Kiril Prashkov

Kiril Prashkov
Konuşan Kaldırım Taşları
1997-2003
On beş kaldırım taşı üzerine yağlıboya
12 x 12 x 12 cm (yak., her biri)
Sanatçının izniyle
Fotoğraf: Kiril Prashkov

Our “Cold Front from the Balkans” exhibition focuses on different generations of artists and art groups from the Balkan region. Throughout the exhibition, we keep sharing detailed information about the artworks. Take a look at Kiril Prashkov’s “Speaking Cobble Stones”.

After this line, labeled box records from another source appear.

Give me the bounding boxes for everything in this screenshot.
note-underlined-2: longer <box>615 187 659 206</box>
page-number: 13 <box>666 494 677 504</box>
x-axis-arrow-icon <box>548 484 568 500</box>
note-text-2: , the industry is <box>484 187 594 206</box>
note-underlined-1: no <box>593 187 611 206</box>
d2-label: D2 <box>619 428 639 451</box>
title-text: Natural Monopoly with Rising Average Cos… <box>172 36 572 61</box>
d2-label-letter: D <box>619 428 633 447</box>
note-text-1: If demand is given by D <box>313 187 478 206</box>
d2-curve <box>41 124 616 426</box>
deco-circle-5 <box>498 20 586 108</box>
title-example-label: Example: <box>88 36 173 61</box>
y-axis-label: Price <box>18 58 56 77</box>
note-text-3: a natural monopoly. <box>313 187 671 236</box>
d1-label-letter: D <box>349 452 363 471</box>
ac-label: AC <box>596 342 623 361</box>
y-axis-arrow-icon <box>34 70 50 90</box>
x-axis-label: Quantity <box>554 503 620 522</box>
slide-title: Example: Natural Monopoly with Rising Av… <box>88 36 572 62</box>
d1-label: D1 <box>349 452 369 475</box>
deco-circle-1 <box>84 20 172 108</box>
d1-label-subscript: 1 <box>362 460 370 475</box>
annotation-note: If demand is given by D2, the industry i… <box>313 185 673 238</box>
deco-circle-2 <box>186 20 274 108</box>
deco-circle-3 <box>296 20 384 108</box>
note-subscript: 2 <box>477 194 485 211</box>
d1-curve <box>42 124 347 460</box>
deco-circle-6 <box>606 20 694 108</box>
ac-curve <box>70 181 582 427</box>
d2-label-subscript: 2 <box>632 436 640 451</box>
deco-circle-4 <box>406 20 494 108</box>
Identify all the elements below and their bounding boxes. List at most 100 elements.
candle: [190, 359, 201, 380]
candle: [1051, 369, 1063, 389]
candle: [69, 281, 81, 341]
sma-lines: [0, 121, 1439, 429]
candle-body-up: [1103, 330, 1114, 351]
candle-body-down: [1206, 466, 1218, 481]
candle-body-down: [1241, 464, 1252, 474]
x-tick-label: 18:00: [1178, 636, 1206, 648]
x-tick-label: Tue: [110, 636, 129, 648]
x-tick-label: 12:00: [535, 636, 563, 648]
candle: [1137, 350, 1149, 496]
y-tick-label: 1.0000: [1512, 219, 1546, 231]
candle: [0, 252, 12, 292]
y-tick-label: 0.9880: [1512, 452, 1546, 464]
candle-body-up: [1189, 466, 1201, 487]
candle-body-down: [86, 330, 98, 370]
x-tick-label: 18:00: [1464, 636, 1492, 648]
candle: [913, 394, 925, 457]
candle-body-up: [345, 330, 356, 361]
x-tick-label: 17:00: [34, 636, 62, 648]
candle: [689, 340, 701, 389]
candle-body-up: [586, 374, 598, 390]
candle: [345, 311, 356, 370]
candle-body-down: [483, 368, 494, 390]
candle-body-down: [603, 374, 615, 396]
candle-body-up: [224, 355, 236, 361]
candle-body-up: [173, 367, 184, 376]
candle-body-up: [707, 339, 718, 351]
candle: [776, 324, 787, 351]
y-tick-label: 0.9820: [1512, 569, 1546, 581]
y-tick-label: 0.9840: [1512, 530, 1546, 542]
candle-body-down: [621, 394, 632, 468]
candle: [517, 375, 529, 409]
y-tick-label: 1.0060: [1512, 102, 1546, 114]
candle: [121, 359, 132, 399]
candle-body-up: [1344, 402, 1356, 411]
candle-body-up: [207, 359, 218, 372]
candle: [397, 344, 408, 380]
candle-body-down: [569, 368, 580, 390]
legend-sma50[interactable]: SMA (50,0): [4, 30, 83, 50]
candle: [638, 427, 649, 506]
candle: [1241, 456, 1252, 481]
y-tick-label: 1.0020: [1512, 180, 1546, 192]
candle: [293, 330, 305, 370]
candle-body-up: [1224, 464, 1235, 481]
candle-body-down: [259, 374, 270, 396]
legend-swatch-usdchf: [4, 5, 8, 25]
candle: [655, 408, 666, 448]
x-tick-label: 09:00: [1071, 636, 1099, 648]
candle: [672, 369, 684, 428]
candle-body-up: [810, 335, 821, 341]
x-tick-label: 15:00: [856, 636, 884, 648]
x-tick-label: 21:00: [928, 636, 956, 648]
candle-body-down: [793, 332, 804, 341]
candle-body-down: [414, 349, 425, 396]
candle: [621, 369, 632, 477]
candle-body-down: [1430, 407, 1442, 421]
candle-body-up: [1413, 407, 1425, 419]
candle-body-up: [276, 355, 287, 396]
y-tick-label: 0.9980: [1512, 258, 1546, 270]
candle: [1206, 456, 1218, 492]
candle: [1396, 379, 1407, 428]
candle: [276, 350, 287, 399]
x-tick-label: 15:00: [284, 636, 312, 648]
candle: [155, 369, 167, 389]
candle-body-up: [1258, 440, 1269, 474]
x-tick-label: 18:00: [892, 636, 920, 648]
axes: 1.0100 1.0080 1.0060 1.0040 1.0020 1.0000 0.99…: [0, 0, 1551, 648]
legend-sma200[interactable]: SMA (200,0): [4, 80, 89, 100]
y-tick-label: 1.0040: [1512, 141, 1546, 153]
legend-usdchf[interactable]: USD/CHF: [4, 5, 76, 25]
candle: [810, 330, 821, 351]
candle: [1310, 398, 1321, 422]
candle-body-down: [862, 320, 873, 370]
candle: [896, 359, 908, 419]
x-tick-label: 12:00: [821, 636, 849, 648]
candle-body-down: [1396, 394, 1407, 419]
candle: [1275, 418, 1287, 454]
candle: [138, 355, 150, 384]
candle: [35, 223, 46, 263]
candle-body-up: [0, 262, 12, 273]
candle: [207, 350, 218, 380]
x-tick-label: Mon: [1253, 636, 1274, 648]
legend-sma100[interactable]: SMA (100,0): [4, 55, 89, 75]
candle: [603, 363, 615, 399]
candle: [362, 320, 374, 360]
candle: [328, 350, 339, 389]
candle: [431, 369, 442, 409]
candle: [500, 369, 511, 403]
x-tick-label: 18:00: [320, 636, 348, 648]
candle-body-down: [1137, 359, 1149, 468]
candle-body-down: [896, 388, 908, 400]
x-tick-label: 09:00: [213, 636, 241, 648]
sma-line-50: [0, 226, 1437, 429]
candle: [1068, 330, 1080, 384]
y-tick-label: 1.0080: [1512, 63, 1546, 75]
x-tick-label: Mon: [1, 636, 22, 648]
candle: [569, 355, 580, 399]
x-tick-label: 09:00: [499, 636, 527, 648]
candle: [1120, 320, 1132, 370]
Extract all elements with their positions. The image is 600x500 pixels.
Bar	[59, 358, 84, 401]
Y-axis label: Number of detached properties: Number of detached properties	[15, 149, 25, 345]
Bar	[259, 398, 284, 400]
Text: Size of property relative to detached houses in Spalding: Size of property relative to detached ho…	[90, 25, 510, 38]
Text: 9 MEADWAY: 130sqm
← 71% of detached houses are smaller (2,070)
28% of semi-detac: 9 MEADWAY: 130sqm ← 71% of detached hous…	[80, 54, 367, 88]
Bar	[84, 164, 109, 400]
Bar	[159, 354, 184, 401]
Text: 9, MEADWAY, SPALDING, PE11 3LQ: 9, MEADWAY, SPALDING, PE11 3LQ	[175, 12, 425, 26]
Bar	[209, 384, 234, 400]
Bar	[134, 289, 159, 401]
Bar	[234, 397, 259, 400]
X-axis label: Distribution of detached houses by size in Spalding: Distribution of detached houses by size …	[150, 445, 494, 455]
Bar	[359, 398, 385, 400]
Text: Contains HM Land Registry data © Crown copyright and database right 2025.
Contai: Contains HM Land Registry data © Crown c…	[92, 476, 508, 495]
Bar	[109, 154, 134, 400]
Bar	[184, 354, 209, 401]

Kiril Prashkov Konuşan Kaldırım Taşları 1997-2003 On beş kaldırım taşı üzerine yağlıboya 12 x 12 x 12 cm (yak., her biri) Sanatçının izniyle Fotoğraf: Kiril Prashkov

Kırıl Prashkov
Speaking Cobble Stones
1997-2003
Oıl on 15 cobble stones
12 x 12 x 12 cm (c. each)
Courtesy of the artıst
Photo: Kırıl Prashkov

Texts:
I’m 100% European, only my surface is Balkan
I was wrapped in a love letter to a certain Jeanne-Claude
In Budapest I hit a Russian Soldier in 1848 and a Soviet one in 1956
I was shaped as Buddha when Alexander made me come to Macedonia
A Serb threw me on a Bulgarian, the Bulgarian on a Greek, etc
Just some centuries ago I was covered with hieroglyphs
Not that I’m anti-French but I prefer bare feet to Michelin
I was the one who helped Archimedes with his principle
Juliet climbed on me to kiss Romeo
I still remember the step of the first Marathon runner
I came in Europe by mistake with the first potatoes from Peru
Ceausescu first stood & then lay on me
Three sides of me are Muslim, one is Catholic & two are Orthodox Christian
It was a long journey from Byzantium via Constantinople to Istanbul
Once Onan threw his semen all over me

Is the cobble stone an interactive media? Well, for sure! It is not a mistake to claim that the cobble stone is quintessential to the Stone Age. And besides, it is the most urban stone – a step along the path of civilization; a sign that knee-deep mud is not our thing. The one who puts down cobble stones is a good man; their destroyer is not. The cobble stone is a regulated stone; it has ancient stability and it has endured the test of feet and wheels. It is itself a kind of labor which supports movement. It may also work as a weapon, mostly of the proletariat. If you take it in your hand to feel its weight then you can actually learn something. It contains the excesses of the past; and it is able to hold it all together – very much like in the Balkans. That is why the cobble stone if often replaced by asphalt.